【行正り香さんにきく〝50代。これからの住まい〟に思うこと〟⑦】行正り香さんが思う「住まいづくりで、最初に考えておくべきこと」
料理家、インテリアデザイナーの行正り香(ゆきまさりか)さんが、今の場所で暮らし始めてから、20年近くがたった。先の自分自身や家族の状況を思い描きながら選んだ立地はもちろん、インテリアも「逆算」して整えたため、今もとても気に入っているそう。長く愛せる部屋をつくるコツを教えてもらった。
後から変えられない部分を先に考える
「自分や家族が心地よく暮らせる居住空間を整えたいなら、事前準備が大切です。

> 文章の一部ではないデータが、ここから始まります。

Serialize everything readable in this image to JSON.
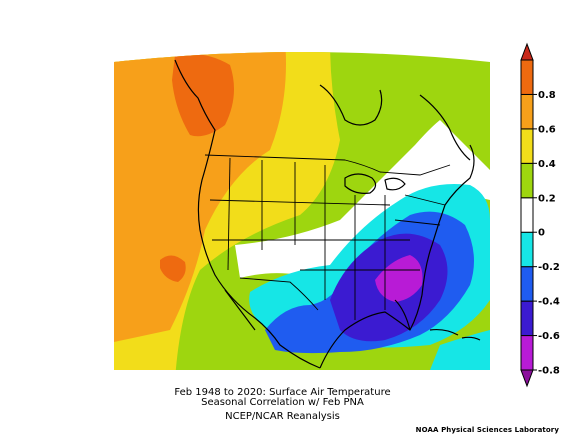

つまり、部屋づくりも『逆算』して考えてから始めるとよいと思います。 家づくりで絶対に変えられないのは立地と面積ですが、間取りを後から変えるのも大変です。壁や柱をぶち抜けば、変えられる場合はありますが、構造上、それができないケースも多々あります。希望の間取りが可能かどうかを確認し、できること/できないことを初めに把握しておきたいですね。 次に決めておくべきなのは壁です。なぜなら、部屋の中でいちばん面積が大きいからです。インテリアを考える際、キッチンなどの設備を先に選ぼうとする方が多いですが、壁は部屋全体に影響を及ぼしますし、後から変えるには面倒な部分でもあります。 といっても、どんな壁にすればよいのか、悩みますよね。先ほどお話ししたように、住まいで絶対に変えられないのは立地です。ですから、部屋から見える景色や日当たりなどの条件に合わせて、自分が好きなテイストを決めるとよいと思います。
例えば我が家は、東京の湾岸エリアにあります。窓からは、海の向こうに成長し続ける都心が見えます。そんな変わりゆく東京に合う『モダン』をベースにしながら、普遍的な魅力がある『クラシック』を掛け合わせたインテリアにしたい、と考えました。 つまり、『モダン×クラシック』が我が家のインテリアコンセプトです。モダンとクラシックは一見正反対のテイストですが、そのどちらもしっくりなじみ、包み込んでくれる色や質感の壁にこだわって、とにかく探しに探しました」
スイッチの場所だって変えられます!
理想としたのは、ヴェネツィアにあるサン・マルコ寺院の美しい壁。 「少しザラザラとした質感が素敵で『これだ!』とひと目惚れしたんです。職人さんにお聞きすると『スタッコ仕上げ』という塗装で、イタリアのいろいろな建物に採用されているものでした。このスタッコ塗装ができる日本の業者さんをなんとか探し出し、白ともクリーム色とも違う、なんともいえない温かみのある色と質感を実現しました。大好きな絵画との相性も抜群でお気に入りです。